Die Gerichte scheinen dabei zunehmend einen pragmatischen Ansatz zu verfolgen: Ein anonymisierter Nachweis des Beschäftigungsverhältnisses kann ausreichen, um die Authentizität einer Bewertung zu belegen, ohne die vollständige Identität des Bewertenden preiszugeben.
Bedeutung für die Praxis
Für die verschiedenen Beteiligten ergeben sich aus der aktuellen Rechtslage folgende Schlussfolgerungen:
Für Arbeitnehmer:
- Die Anonymität bei Arbeitgeberbewertungen bleibt grundsätzlich geschützt.
- Bei strafrechtlich relevanten Äußerungen (Beleidigung, üble Nachrede, Verleumdung) besteht jedoch die Gefahr einer Identitätsaufdeckung.
- Sachliche Kritik, auch wenn sie negativ ist, führt in der Regel nicht zur Offenlegung der Identität.
Für Arbeitgeber:
- Ein Anspruch auf Offenlegung der Identität von Bewertern besteht nur bei strafrechtlich relevanten Inhalten.
- Die Hürden für eine erfolgreiche Durchsetzung eines Auskunftsanspruchs sind hoch.

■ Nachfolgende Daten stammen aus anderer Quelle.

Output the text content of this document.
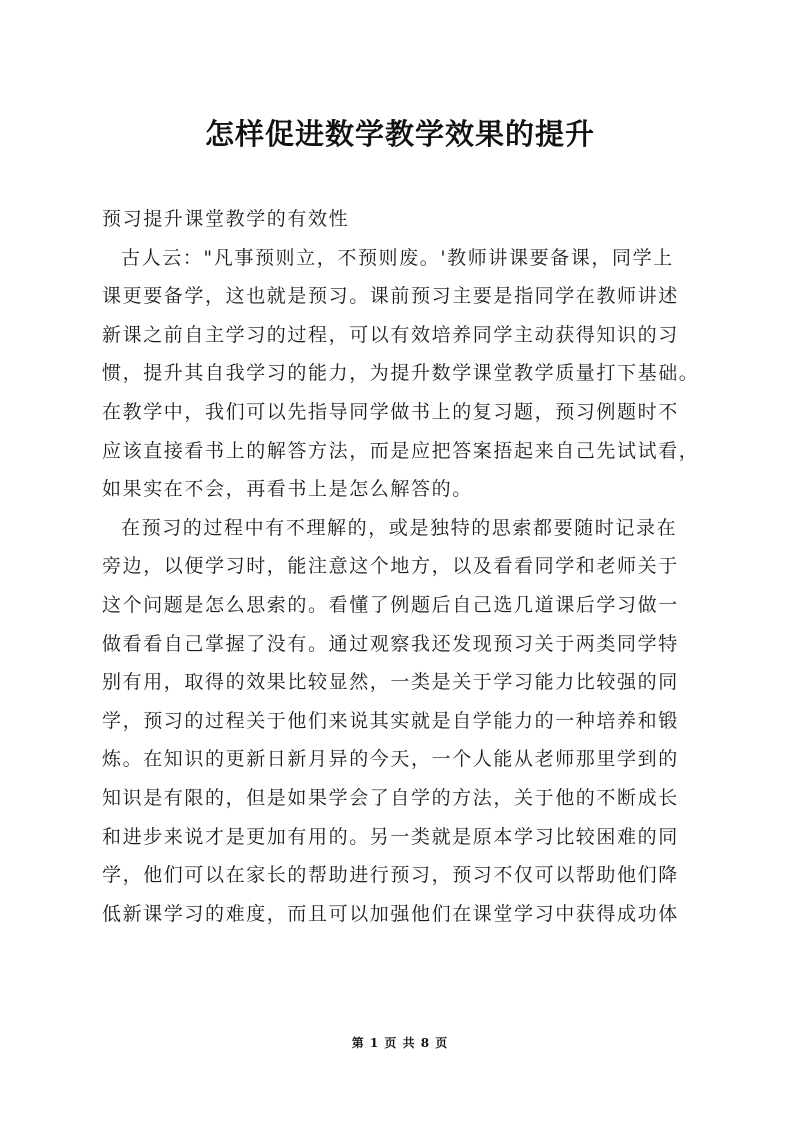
怎样促进数学教学效果的提升
预习提升课堂教学的有效性
古人云："凡事预则立，不预则废。'教师讲课要备课，同学上
课更要备学，这也就是预习。课前预习主要是指同学在教师讲述
新课之前自主学习的过程，可以有效培养同学主动获得知识的习
惯，提升其自我学习的能力，为提升数学课堂教学质量打下基础。
在教学中，我们可以先指导同学做书上的复习题，预习例题时不
应该直接看书上的解答方法，而是应把答案捂起来自己先试试看，
如果实在不会，再看书上是怎么解答的。
在预习的过程中有不理解的，或是独特的思索都要随时记录在
旁边，以便学习时，能注意这个地方，以及看看同学和老师关于
这个问题是怎么思索的。看懂了例题后自己选几道课后学习做一
做看看自己掌握了没有。通过观察我还发现预习关于两类同学特
别有用，取得的效果比较显然，一类是关于学习能力比较强的同
学，预习的过程关于他们来说其实就是自学能力的一种培养和锻
炼。在知识的更新日新月异的今天，一个人能从老师那里学到的
知识是有限的，但是如果学会了自学的方法，关于他的不断成长
和进步来说才是更加有用的。另一类就是原本学习比较困难的同
学，他们可以在家长的帮助进行预习，预习不仅可以帮助他们降
低新课学习的难度，而且可以加强他们在课堂学习中获得成功体
第 1 页 共 8 页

- Ein anonymisierter Tätigkeitsnachweis kann als ausreichend betrachtet werden, um die Authentizität einer Bewertung zu überprüfen.
Für Plattformbetreiber:
- Bewertungsplattformen sollten Verfahren zur Verifizierung der Authentizität von Bewertungen implementieren.
- Bei Streitigkeiten kann die Vorlage anonymisierter Tätigkeitsnachweise ein praktikables Mittel darstellen.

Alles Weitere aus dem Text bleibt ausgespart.